Thematically, the locus of the film devolves upon the homosexuality of Ginsberg, and the forms of sexuality expressed in the poem. Apart from the visionary animation of the film (but in these also, to an extent), the running thread of Howl is that Ginsberg was a gay poet who expressed his sexual desires openly and in an argot of utter frankness, using the language of those who had similar desires, and who were consequently excluded from the mainstream of American life. This being so, the film version of “Howl” is a nostalgic kind of social commentary on the state of human sexuality. Whether the film portrays homoerotic desire in a manner that is still relevant today is debatable.

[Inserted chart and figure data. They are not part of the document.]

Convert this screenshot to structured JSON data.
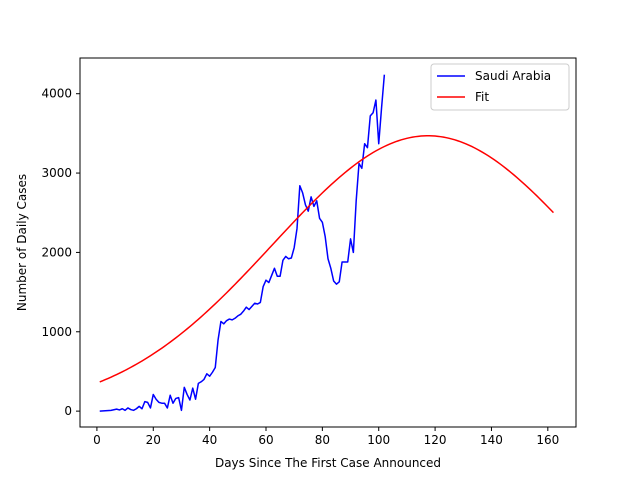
{
  "chart_data": {
    "type": "line",
    "xlabel": "Days Since The First Case Announced",
    "ylabel": "Number of Daily Cases",
    "xlim": [
      -6,
      170
    ],
    "ylim": [
      -200,
      4450
    ],
    "xticks": [
      0,
      20,
      40,
      60,
      80,
      100,
      120,
      140,
      160
    ],
    "yticks": [
      0,
      1000,
      2000,
      3000,
      4000
    ],
    "grid": false,
    "legend_position": "top-right",
    "series": [
      {
        "name": "Saudi Arabia",
        "color": "#0000ff",
        "x": [
          1,
          3,
          5,
          7,
          8,
          9,
          10,
          11,
          12,
          13,
          14,
          15,
          16,
          17,
          18,
          19,
          20,
          21,
          22,
          23,
          24,
          25,
          26,
          27,
          28,
          29,
          30,
          31,
          32,
          33,
          34,
          35,
          36,
          37,
          38,
          39,
          40,
          41,
          42,
          43,
          44,
          45,
          46,
          47,
          48,
          49,
          50,
          51,
          52,
          53,
          54,
          55,
          56,
          57,
          58,
          59,
          60,
          61,
          62,
          63,
          64,
          65,
          66,
          67,
          68,
          69,
          70,
          71,
          72,
          73,
          74,
          75,
          76,
          77,
          78,
          79,
          80,
          81,
          82,
          83,
          84,
          85,
          86,
          87,
          88,
          89,
          90,
          91,
          92,
          93,
          94,
          95,
          96,
          97,
          98,
          99,
          100,
          101,
          102
        ],
        "y": [
          0,
          5,
          10,
          25,
          15,
          30,
          10,
          40,
          20,
          10,
          30,
          60,
          30,
          120,
          110,
          40,
          210,
          150,
          110,
          100,
          100,
          40,
          200,
          100,
          160,
          170,
          10,
          300,
          210,
          140,
          290,
          150,
          350,
          370,
          400,
          470,
          440,
          490,
          550,
          900,
          1130,
          1100,
          1140,
          1160,
          1150,
          1170,
          1200,
          1220,
          1260,
          1310,
          1280,
          1320,
          1360,
          1350,
          1370,
          1570,
          1650,
          1620,
          1710,
          1800,
          1700,
          1700,
          1900,
          1950,
          1920,
          1930,
          2060,
          2300,
          2840,
          2750,
          2600,
          2520,
          2700,
          2580,
          2650,
          2430,
          2380,
          2200,
          1920,
          1800,
          1640,
          1600,
          1630,
          1880,
          1880,
          1880,
          2170,
          2000,
          2650,
          3120,
          3060,
          3370,
          3320,
          3720,
          3760,
          3920,
          3370,
          3820,
          4240
        ]
      },
      {
        "name": "Fit",
        "color": "#ff0000",
        "fit": {
          "a": 3470,
          "b": 117.5,
          "c": 55,
          "x_start": 1,
          "x_end": 162
        }
      }
    ]
  }
}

Few people in the medical community today consider homosexuality a “neurosis”; and those that do are set against others who don’t—which was not the case in Ginsberg’s time. Thus, homosexual love has a kind of pathetic quality in the film, bolstered by the fact that it is situated within a time when such desire was considered “wrong” (and not only by the Christian right). None of this is to say that homosexuality, as represented in the film, is without pathos.

Anne Waldman told me that Werc Werk Works, the production company behind Howl, is currently working on a film adaption of the life of Hart Crane; and it would seem that Howl is just a practice run for what should certainly develop into a greater film. Unlike the life of Allen Ginsberg, the biography of Hart Crane lacks the clichés that too often mar a genuine enjoyment of a film like Howl. Yet it preserves everything that Howl strives for: to portray in imaginative terms the genesis of an extraordinary poet, someone who revolutionized the written word through the discovery of a mythic idiom rooted in the language of ordinary speech.